Qinghai's Dorpelingen en Herders Gedwongen tot Migratie?

Van onze correspondent jan van der Made

HESHIJIA (GPD) Weixian, steil, gevaarlijk. Zo omschrijft Ma Yinnusi het leven in Heshijia, het dorpje waarvan hij de chef is. Hij verloor een zoon in het ravijn, zijn huis, dat aan de ervan stond verzakte en is onbewoonbaar. Het huis van de toenmalige buurman, partijsecretaris Ma Zhengde trof hetzelfde lot.

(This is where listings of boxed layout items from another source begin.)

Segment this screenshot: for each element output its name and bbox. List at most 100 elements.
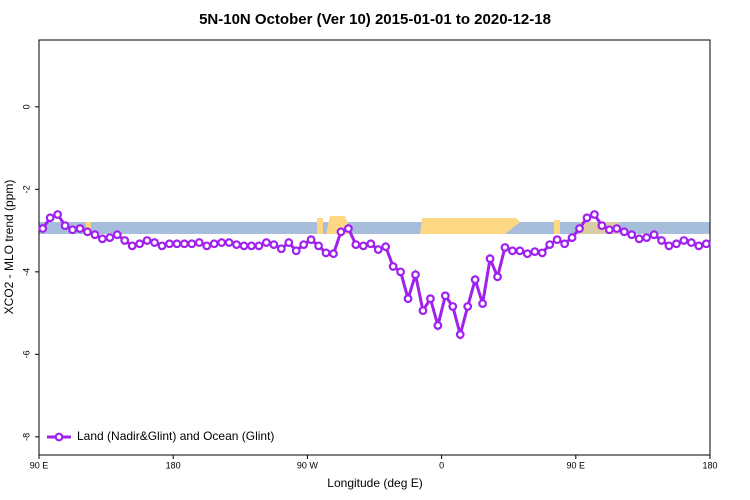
point [463,302,473,311]
point [105,233,115,242]
point [314,241,323,251]
point [358,241,368,251]
point [269,240,279,250]
land-patch [420,218,520,234]
point [232,240,241,250]
land-ocean-band [39,216,710,234]
point [567,233,577,242]
point [112,230,122,240]
y-axis-label: XCO2 - MLO trend (ppm) [2,180,16,315]
y-tick-label: -8 [21,433,31,441]
point [224,238,234,247]
point [522,249,532,259]
plot-frame [38,39,711,456]
x-tick-label: 90 E [567,460,586,470]
point [97,234,107,244]
point [403,294,413,304]
point [590,210,599,219]
ocean-band [39,222,710,234]
point [53,210,63,219]
point [500,243,510,252]
point [411,270,420,280]
point [672,239,681,249]
point [45,213,55,223]
point [68,225,77,235]
x-axis-label: Longitude (deg E) [327,476,422,490]
point [433,321,443,330]
chart-title: 5N-10N October (Ver 10) 2015-01-01 to 20… [199,11,551,28]
point [545,240,555,250]
point [418,306,428,316]
point [291,246,301,256]
point [619,227,629,237]
point [135,239,145,249]
point [306,235,316,245]
y-tick-label: 0 [21,104,31,109]
x-tick-label: 180 [702,460,717,470]
x-tick-label: 180 [166,460,181,470]
point [485,254,495,264]
point [694,241,704,251]
point [470,275,480,285]
point [604,225,614,235]
legend-text: Land (Nadir&Glint) and Ocean (Glint) [77,429,274,443]
point [455,330,465,339]
point [276,244,286,254]
point [642,233,652,242]
point [60,221,70,231]
point [217,238,227,247]
point [344,224,353,233]
point [254,241,264,251]
point [381,242,391,252]
point [679,236,689,245]
point [552,235,562,245]
point [157,241,167,251]
point [478,299,488,309]
point [493,272,502,282]
point [261,238,271,247]
point [247,241,256,251]
point [373,245,383,254]
point [209,239,219,249]
point [127,241,137,251]
x-tick-label: 90 W [297,460,319,470]
land-patch [554,220,560,234]
x-tick-label: 90 E [30,460,49,470]
point [150,238,159,247]
point [440,291,450,301]
point [299,240,309,250]
point [627,230,637,240]
point [38,224,48,233]
point [142,236,152,245]
point [202,241,212,251]
point [83,227,92,237]
point [351,240,361,250]
point [508,246,517,256]
point [388,262,398,271]
point [239,241,249,251]
point [426,294,435,304]
point [448,302,458,311]
point [179,239,189,249]
point [575,224,584,233]
point [515,246,525,256]
y-tick-label: -2 [21,185,31,193]
point [657,236,666,245]
land-patch [317,218,323,234]
point [582,213,592,223]
point [649,230,659,240]
point [329,249,338,259]
y-tick-label: -4 [21,268,31,276]
point [90,230,100,240]
point [560,239,570,249]
x-tick-label: 0 [439,460,444,470]
point [172,239,182,249]
point [701,239,711,249]
point [165,239,174,249]
point [366,239,376,249]
point [120,236,130,245]
point [537,248,547,258]
point [530,247,540,257]
point [187,239,197,249]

Vertellend manipuleert hij voorzichtig een stuurwieltje dat verbonden is aan een hol gevaarte van cement dat vol is geplakt met vierkante spiegeltjes. Het schotelantenne-achtige apparaat draait langzaam naar het zonlicht. Dan bundelen de stralen zich in het brandpunt dat wordt gemarkeerd door een stalen ring met een blikken pot erop. "het kost een uur om een ketel water aan de kook te krijgen", zegt hij... "Scheelt kolen en hout als de zon schijnt".

Want het leven in Heshijia is niet alleen gevaarlijk, het ligt ook nog eens in een van de armste gebieden van China. In een dorp waar het gemiddelde salaris rond de 45 gulden per jaar ligt is Ma met het kookapparaat dat hij tien jaar geleden voor anderhalf jaarsalaris kocht de koning te rijk.

Bij de meeste dorpelingen is het concept televisie onbekend; kinderen zien voor het eerst in hun leven een plastic fles. De huizen hebben muren van aangestampte aarde en zijn spartaans. Geen tapijten, niets aan de muur, geen kledingkasten. Wel een verhoging met een mat waarop wat koppen staan. Het dagelijks menu bestaat uit wat groente en af en toe wat schapenvlees. "Hier valt geen geld te verdienen", aldus Ma.

Ellende

Eeuwen geleden werd Heshijia gevestigd door de voorouders van Ma Yinnusi en zijn clan, leden van de mohammedaanse Salar minderheid. Door de enorme bevolkingsdruk en veranderdende demografie droogden plaatselijke rivieren op. Regen die onregelmatig kwam zorgde alleen maar voor ellende. De zachte lössgrond waarop het dorpje is gebouwd verzakt. Bewoners leven op het bestaansminimum, hebben wat schapen en verbouwen peulvruchten. In de zomer kunnen ze bijverdienen door zich als arbeiders te verhuren aan het provinciale wegenbouwproject - voor 1 gulden per uur.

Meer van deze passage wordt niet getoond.